You will become the gateway between Europe and the Middle East. There are donors lined up and waiting to offer you a Marshall Plan that will make your lives sweet. The plan that Khaled Mashal has for you, however, leads only to death.
You don’t even have to love us.
You don’t even have to like us.
In fact you can continue to hate us, if that gives you some sort of emotional comfort. It won’t bother us. Knock yourselves out. Just stop trying to kill us
When Hamas tells you it’s a Holy War tell them to read the Quran. The Sura of The Children of Israel; Sura 17:104, “And we said to the Children of Israel, Dwell securely in the Promised Land, and when the last warning comes, we will gather you together in a mingled crowd”
That’s us!!
How much more mingled can we get? We’ve been gathered together, not just according to our prophecy, but to yours!
We come from every corner of the earth, because for two thousand years every Jew on Earth, who celebrates Passover or Yom Kippur, be they black white, brown or any of the rainbow hues the make up our people, says, “Next Year in Jerusalem”.
So read that part of the Quran when they tell you to strap a suicide belt onto your son or daughter.
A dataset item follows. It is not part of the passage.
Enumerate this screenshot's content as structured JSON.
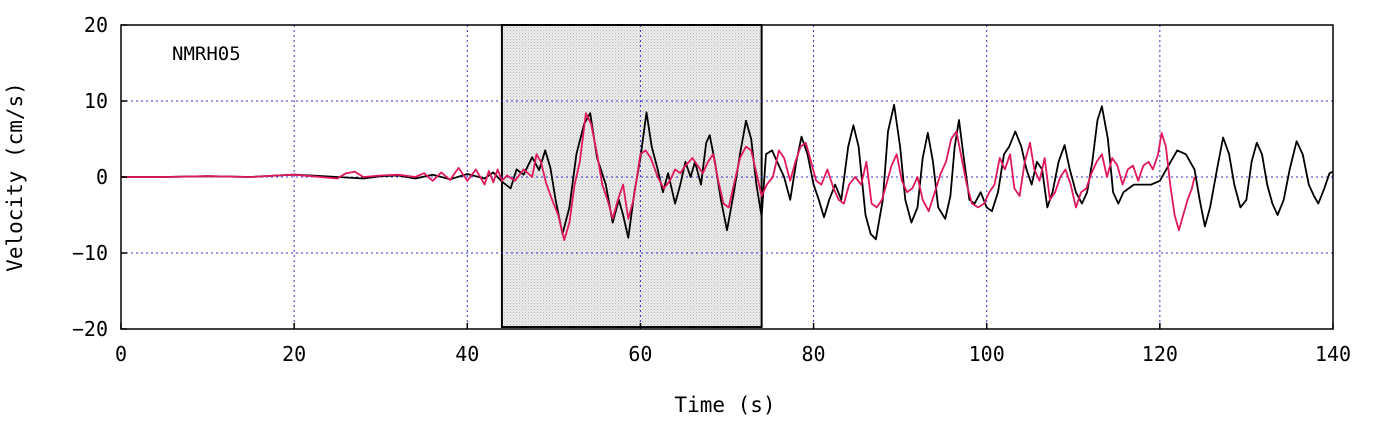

And for all your supporters and enablers, for those who march to end the death and destruction, if you really care about the Palestinians of Gaza, as you claim to, just tell them to try to stop trying to kill us.
Give it a decade.
Try it.
We’re not going anywhere. You won’t defeat us. You won’t destroy us. You won’t cast us into such despair that we leave the land we’ve yearned for, worked for, sweated and bled for, for two thousand years. We won’t withdraw from the Middle East. Because we live here. Our religion wasn’t born in Poland. It was born here. Our language wasn’t born in Russia or America or France or Ethiopia or Yemen or Morocco. It was born here. And I promise you, we won’t become war weary. We can’t afford to.
Just stop trying to kill us.
Because we don’t hate you. We don’t teach our children or our soldiers to hate you. The words of our national anthem sum up the only thing we want; Lihiot am chofshi bi artzeinu, Eretz Zion, Yerushalayim....” To be a free people. In our land. The land of Zion, Jerusalem.” Just like it says in the Quran.